Delta Air Lines remains neutral in the battle of abortion.
The Atlanta-based airline, one of Georgia's largest employers, announced this week that it would not take part in the debate on the new pro-life legislation of Peach State, which prohibits abortion after a pulsating heart.
Speaking at the annual Recode conference in Scottsdale, Arizona, Delta President Ed Bastian said the law was an issue to be resolved by the courts, according to NBC News.
"It's something that the courts have to resolve and resolve, not American companies, at least for us," he said. "I can not win."
Bastian, which employs 80,000 people serving some 200 million customers each year, told Kara Swisher, Recode's editor-in-chief, that her company could not "take one group and put it on another group while you're there. so moved – some would say almost religious – See what's the right answer. "
Bastian's suggestion that he "can not win," noting it, could be a reference to the heat he suffered in March 2018, when the airline terminated its reduction partnership with the National Rifle Association.
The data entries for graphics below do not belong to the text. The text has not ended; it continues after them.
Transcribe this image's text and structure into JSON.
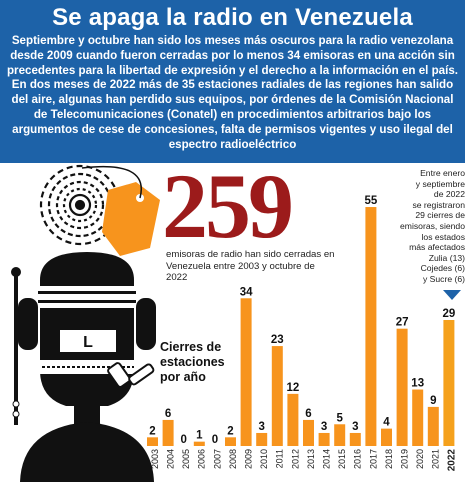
{
  "header": {
    "title": "Se apaga la radio en Venezuela",
    "intro": "Septiembre y octubre han sido los meses más oscuros para la radio venezolana desde 2009 cuando fueron cerradas por lo menos 34 emisoras en una acción sin precedentes para la libertad de expresión y el derecho a la información en el país. En dos meses de 2022 más de 35 estaciones radiales de las regiones han salido del aire, algunas han perdido sus equipos, por órdenes de la Comisión Nacional de Telecomunicaciones (Conatel) en procedimientos arbitrarios bajo los argumentos de cese de concesiones, falta de permisos vigentes y uso ilegal del espectro radioeléctrico"
  },
  "highlight": {
    "number": "259",
    "caption": "emisoras de radio han sido cerradas en Venezuela entre 2003 y octubre de 2022"
  },
  "side_note": {
    "lines": [
      "Entre enero",
      "y septiembre",
      "de 2022",
      "se registraron",
      "29 cierres de",
      "emisoras, siendo",
      "los estados",
      "más afectados",
      "Zulia (13)",
      "Cojedes (6)",
      "y Sucre (6)"
    ]
  },
  "chart_label": "Cierres de estaciones por año",
  "colors": {
    "header_bg": "#1d62a8",
    "bar_fill": "#f7941d",
    "bar_fill_highlight": "#f5a11c",
    "big_number": "#9c1b1b",
    "illustration_dark": "#111111",
    "tag_orange": "#f7941d"
  },
  "icons": [
    "radio-waves-icon",
    "price-tag-icon",
    "gagged-radio-face-icon",
    "zipper-mouth-icon",
    "down-arrow-icon"
  ],
  "chart_data": {
    "type": "bar",
    "title": "",
    "xlabel": "",
    "ylabel": "",
    "categories": [
      "2003",
      "2004",
      "2005",
      "2006",
      "2007",
      "2008",
      "2009",
      "2010",
      "2011",
      "2012",
      "2013",
      "2014",
      "2015",
      "2016",
      "2017",
      "2018",
      "2019",
      "2020",
      "2021",
      "2022"
    ],
    "values": [
      2,
      6,
      0,
      1,
      0,
      2,
      34,
      3,
      23,
      12,
      6,
      3,
      5,
      3,
      55,
      4,
      27,
      13,
      9,
      29
    ],
    "ylim": [
      0,
      58
    ],
    "grid": false,
    "legend": "none"
  }
}
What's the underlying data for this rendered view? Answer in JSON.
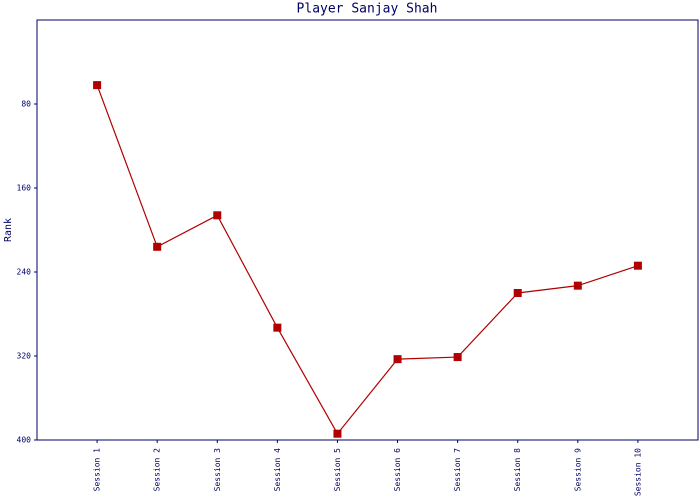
{
  "chart_data": {
    "type": "line",
    "title": "Player Sanjay Shah",
    "y_label": "Rank",
    "categories": [
      "Session 1",
      "Session 2",
      "Session 3",
      "Session 4",
      "Session 5",
      "Session 6",
      "Session 7",
      "Session 8",
      "Session 9",
      "Session 10"
    ],
    "series": [
      {
        "name": "Rank",
        "color": "#b00000",
        "values": [
          62,
          216,
          186,
          293,
          394,
          323,
          321,
          260,
          253,
          234
        ]
      }
    ],
    "ylim": [
      400,
      0
    ],
    "yticks": [
      80,
      160,
      240,
      320,
      400
    ]
  }
}
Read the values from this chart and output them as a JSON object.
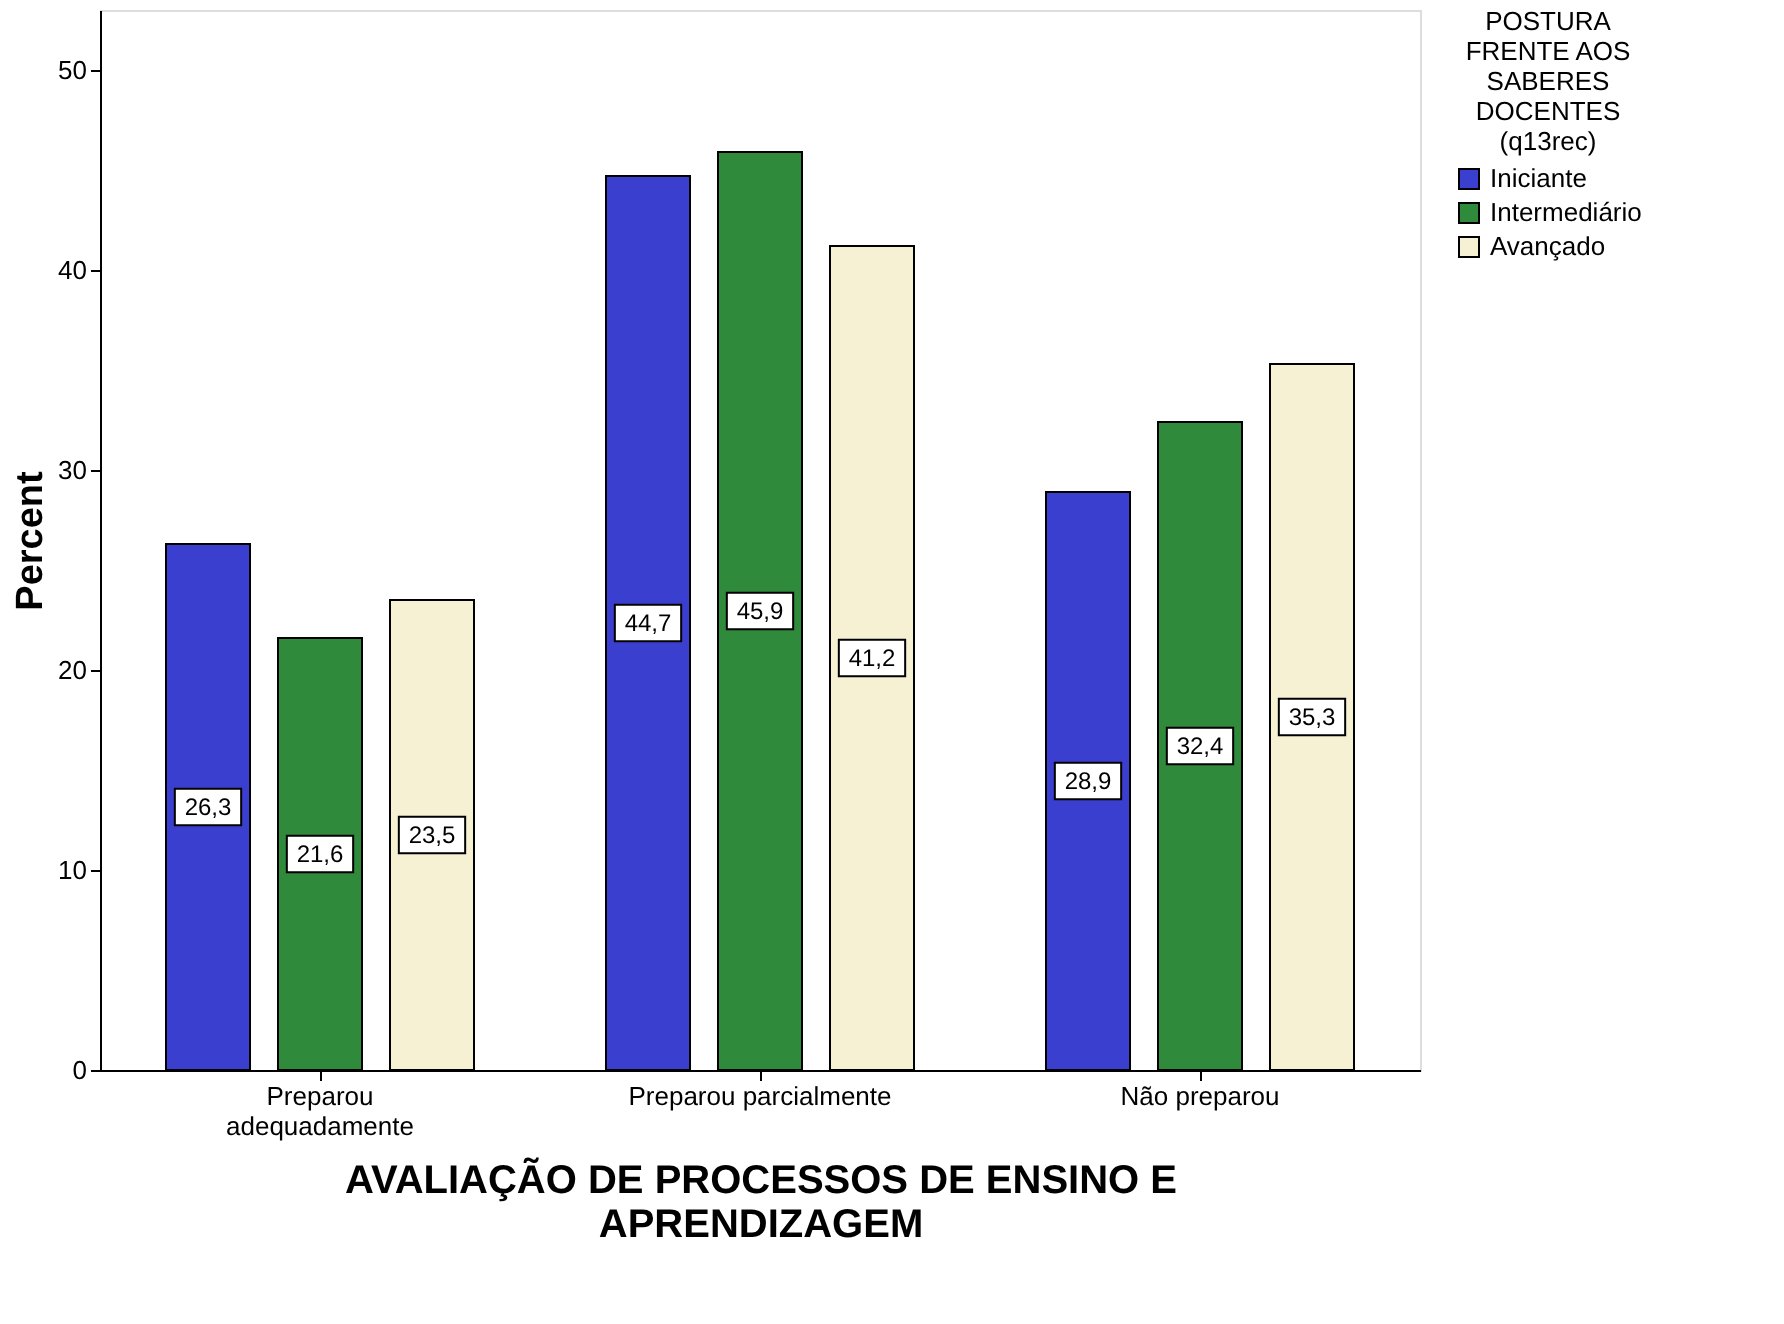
{
  "chart_data": {
    "type": "bar",
    "categories": [
      "Preparou adequadamente",
      "Preparou parcialmente",
      "Não preparou"
    ],
    "ylabel": "Percent",
    "xlabel": "AVALIAÇÃO DE PROCESSOS DE ENSINO E\nAPRENDIZAGEM",
    "legend_title": "POSTURA\nFRENTE AOS\nSABERES\nDOCENTES\n(q13rec)",
    "series": [
      {
        "name": "Iniciante",
        "color": "#3b3fd0",
        "values": [
          26.3,
          44.7,
          28.9
        ],
        "value_labels": [
          "26,3",
          "44,7",
          "28,9"
        ]
      },
      {
        "name": "Intermediário",
        "color": "#2f8a3c",
        "values": [
          21.6,
          45.9,
          32.4
        ],
        "value_labels": [
          "21,6",
          "45,9",
          "32,4"
        ]
      },
      {
        "name": "Avançado",
        "color": "#f6f1d2",
        "values": [
          23.5,
          41.2,
          35.3
        ],
        "value_labels": [
          "23,5",
          "41,2",
          "35,3"
        ]
      }
    ],
    "ylim": [
      0,
      53
    ],
    "yticks": [
      0,
      10,
      20,
      30,
      40,
      50
    ],
    "grid": false,
    "legend": "right"
  }
}
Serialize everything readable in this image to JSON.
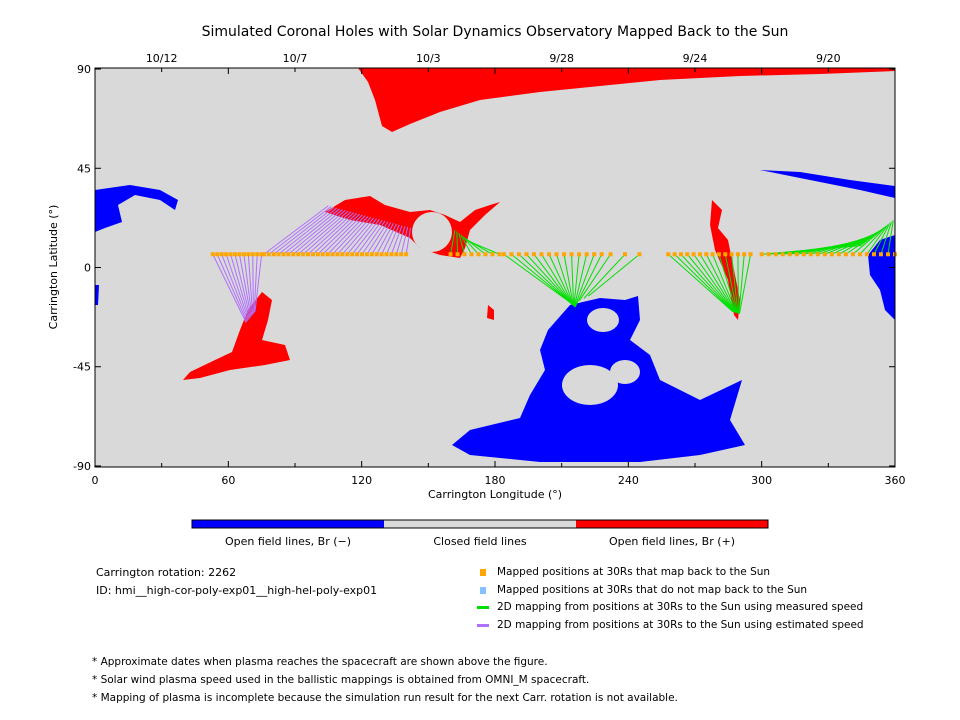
{
  "chart_data": {
    "type": "scatter",
    "title": "Simulated Coronal Holes with Solar Dynamics Observatory Mapped Back to the Sun",
    "xlabel": "Carrington Longitude (°)",
    "ylabel": "Carrington Latitude (°)",
    "xlim": [
      0,
      360
    ],
    "ylim": [
      -90,
      90
    ],
    "xticks": [
      "0",
      "60",
      "120",
      "180",
      "240",
      "300",
      "360"
    ],
    "yticks": [
      "90",
      "45",
      "0",
      "-45",
      "-90"
    ],
    "top_date_labels": [
      {
        "lon": 30,
        "label": "10/12"
      },
      {
        "lon": 90,
        "label": "10/7"
      },
      {
        "lon": 150,
        "label": "10/3"
      },
      {
        "lon": 210,
        "label": "9/28"
      },
      {
        "lon": 270,
        "label": "9/24"
      },
      {
        "lon": 330,
        "label": "9/20"
      }
    ],
    "mapping_clusters": [
      {
        "type": "estimated",
        "from": [
          53,
          75
        ],
        "n": 12,
        "to_lon": [
          68,
          72
        ],
        "to_lat": [
          -25,
          -20
        ]
      },
      {
        "type": "estimated",
        "from": [
          76,
          140
        ],
        "n": 30,
        "to_lon": [
          105,
          142
        ],
        "to_lat": [
          28,
          18
        ]
      },
      {
        "type": "measured",
        "from": [
          160,
          182
        ],
        "n": 8,
        "to_lon": [
          162,
          168
        ],
        "to_lat": [
          17,
          12
        ]
      },
      {
        "type": "measured",
        "from": [
          184,
          228
        ],
        "n": 14,
        "to_lon": [
          214,
          216
        ],
        "to_lat": [
          -16,
          -18
        ]
      },
      {
        "type": "measured",
        "from": [
          232,
          245
        ],
        "n": 3,
        "to_lon": [
          218,
          222
        ],
        "to_lat": [
          -15,
          -13
        ]
      },
      {
        "type": "measured",
        "from": [
          258,
          295
        ],
        "n": 14,
        "to_lon": [
          287,
          290
        ],
        "to_lat": [
          -20,
          -21
        ]
      },
      {
        "type": "measured",
        "from": [
          300,
          360
        ],
        "n": 20,
        "to_lon": [
          345,
          360
        ],
        "to_lat": [
          10,
          22
        ]
      }
    ],
    "mapping_lat": 6,
    "legend": {
      "colorbar": [
        "Open field lines, Br (−)",
        "Closed field lines",
        "Open field lines, Br (+)"
      ],
      "items": [
        "Mapped positions at 30Rs that map back to the Sun",
        "Mapped positions at 30Rs that do not map back to the Sun",
        "2D mapping from positions at 30Rs to the Sun using measured speed",
        "2D mapping from positions at 30Rs to the Sun using estimated speed"
      ]
    },
    "colors": {
      "negative": "#0000ff",
      "closed": "#d9d9d9",
      "positive": "#ff0000",
      "mapped": "#ffa500",
      "unmapped": "#87bfff",
      "measured": "#00e000",
      "estimated": "#b070ff"
    }
  },
  "info": {
    "rotation": "Carrington rotation: 2262",
    "id": "ID: hmi__high-cor-poly-exp01__high-hel-poly-exp01"
  },
  "notes": [
    "* Approximate dates when plasma reaches the spacecraft are shown above the figure.",
    "* Solar wind plasma speed used in the ballistic mappings is obtained from OMNI_M spacecraft.",
    "* Mapping of plasma is incomplete because the simulation run result for the next Carr. rotation is not available."
  ]
}
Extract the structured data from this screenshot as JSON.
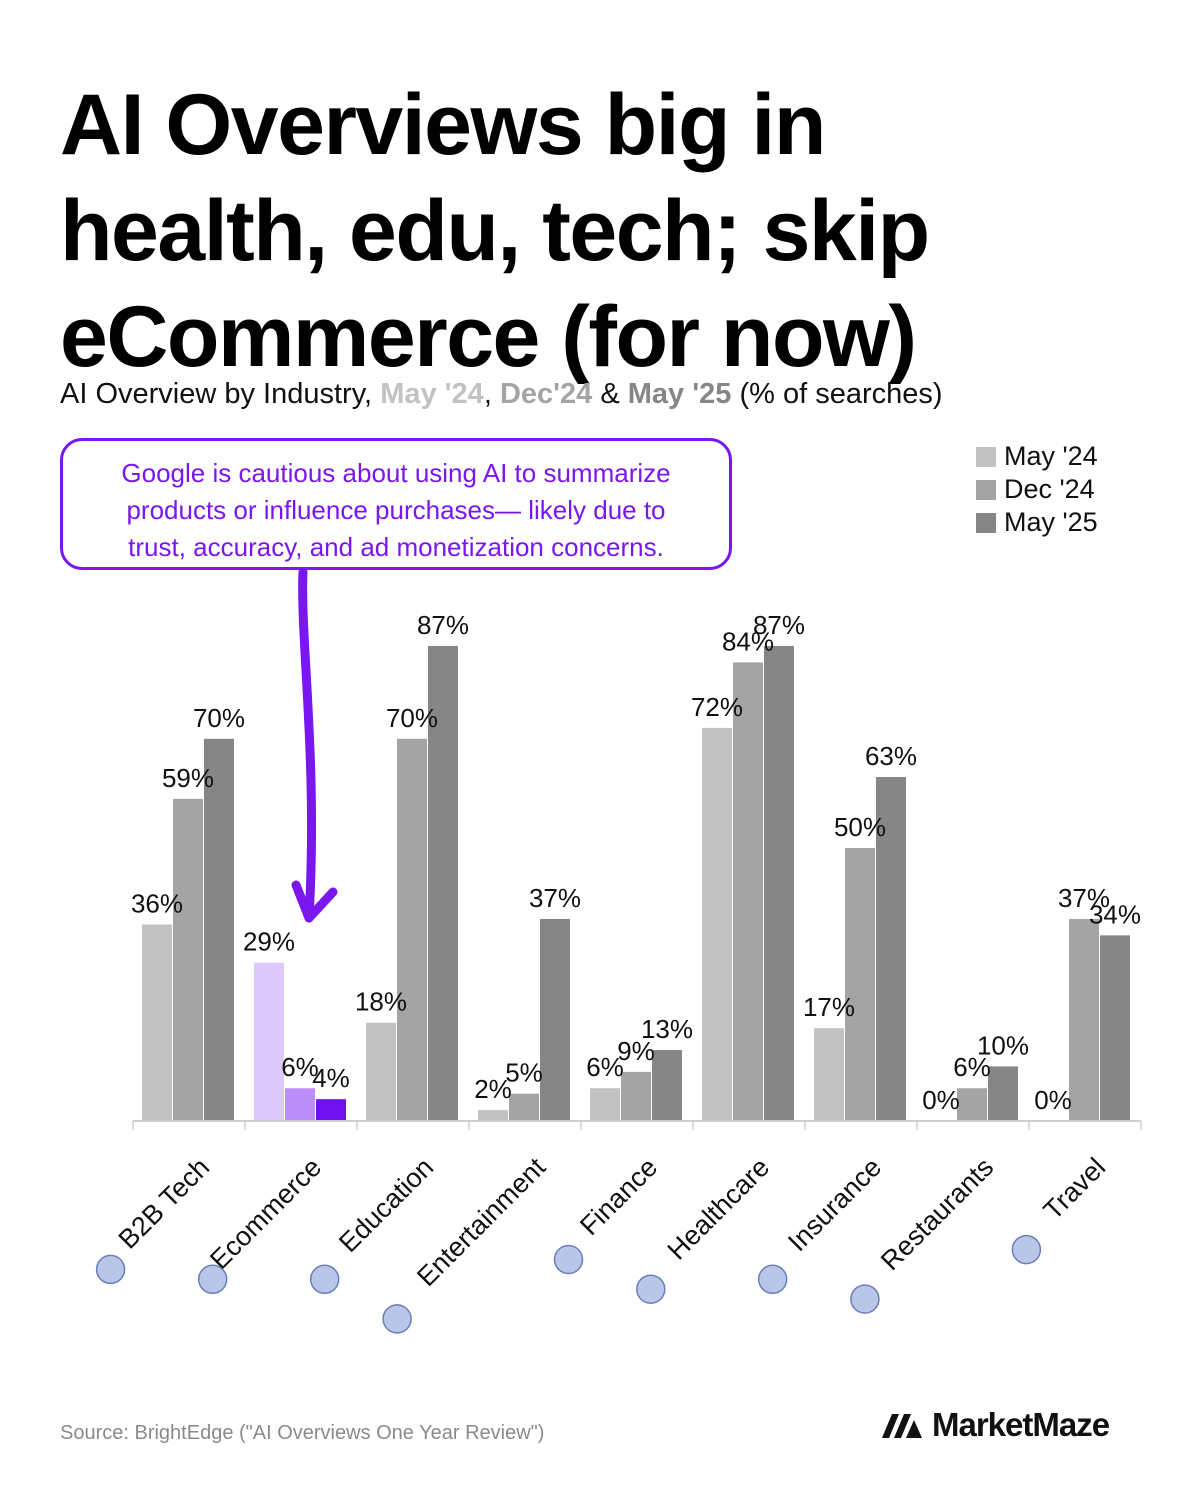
{
  "headline": {
    "line1": "AI Overviews big in",
    "line2": "health, edu, tech; skip",
    "line3": "eCommerce (for now)"
  },
  "subtitle": {
    "prefix": "AI Overview by Industry, ",
    "period1": "May '24",
    "sep1": ", ",
    "period2": "Dec'24",
    "sep2": " & ",
    "period3": "May '25",
    "suffix": " (% of searches)"
  },
  "callout": {
    "line1": "Google is cautious about using AI to summarize",
    "line2": "products or influence purchases— likely due to",
    "line3": "trust, accuracy, and ad monetization concerns."
  },
  "colors": {
    "may24": "#c2c2c2",
    "dec24": "#a4a4a4",
    "may25": "#868686",
    "accent": "#7a16f0",
    "ecommerce_may24": "#dccafd",
    "ecommerce_dec24": "#bb8efa",
    "ecommerce_may25": "#7012f0"
  },
  "chart_data": {
    "type": "bar",
    "categories": [
      "B2B Tech",
      "Ecommerce",
      "Education",
      "Entertainment",
      "Finance",
      "Healthcare",
      "Insurance",
      "Restaurants",
      "Travel"
    ],
    "category_icons": [
      "computer-icon",
      "shopping-cart-icon",
      "graduation-cap-icon",
      "clapperboard-icon",
      "money-bag-icon",
      "hospital-icon",
      "shield-icon",
      "plate-cutlery-icon",
      "airplane-icon"
    ],
    "series": [
      {
        "name": "May '24",
        "values": [
          36,
          29,
          18,
          2,
          6,
          72,
          17,
          0,
          0
        ]
      },
      {
        "name": "Dec '24",
        "values": [
          59,
          6,
          70,
          5,
          9,
          84,
          50,
          6,
          37
        ]
      },
      {
        "name": "May '25",
        "values": [
          70,
          4,
          87,
          37,
          13,
          87,
          63,
          10,
          34
        ]
      }
    ],
    "value_suffix": "%",
    "ylim": [
      0,
      90
    ],
    "grid": false,
    "legend_position": "top-right",
    "highlight_category": "Ecommerce"
  },
  "source": "Source: BrightEdge (\"AI Overviews One Year Review\")",
  "brand": {
    "name": "MarketMaze"
  }
}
Before the agreement was canceled, NRA members were eligible for Delta Air Lines discount fares.
Delta's executive explained to employees that it had decided to withdraw the offer because the "values of the airline are not for sale".
However, as a result of this decision, the NRA successfully pressured the Georgian legislator to remove Delta's tax break, which cost him about $ 40 million in taxes.
Swisher, on the other hand, has somewhat upset Bastian's response, saying that companies such as Disney have spoken out very publicly against the pro-life law in Georgia.
Bastian reminded the journalist of Recode that Disney has employees – actors, producers and directors – who claim they do not want to work in this state without the law being overthrown.
"It's our state, it's where we live, we have 30,000 employees," he said. "And no matter how you approach the subject, you are going to alienate millions, tens of millions of people."
Bastian added that it was better for CEOs and business leaders to "stay away" from social activism.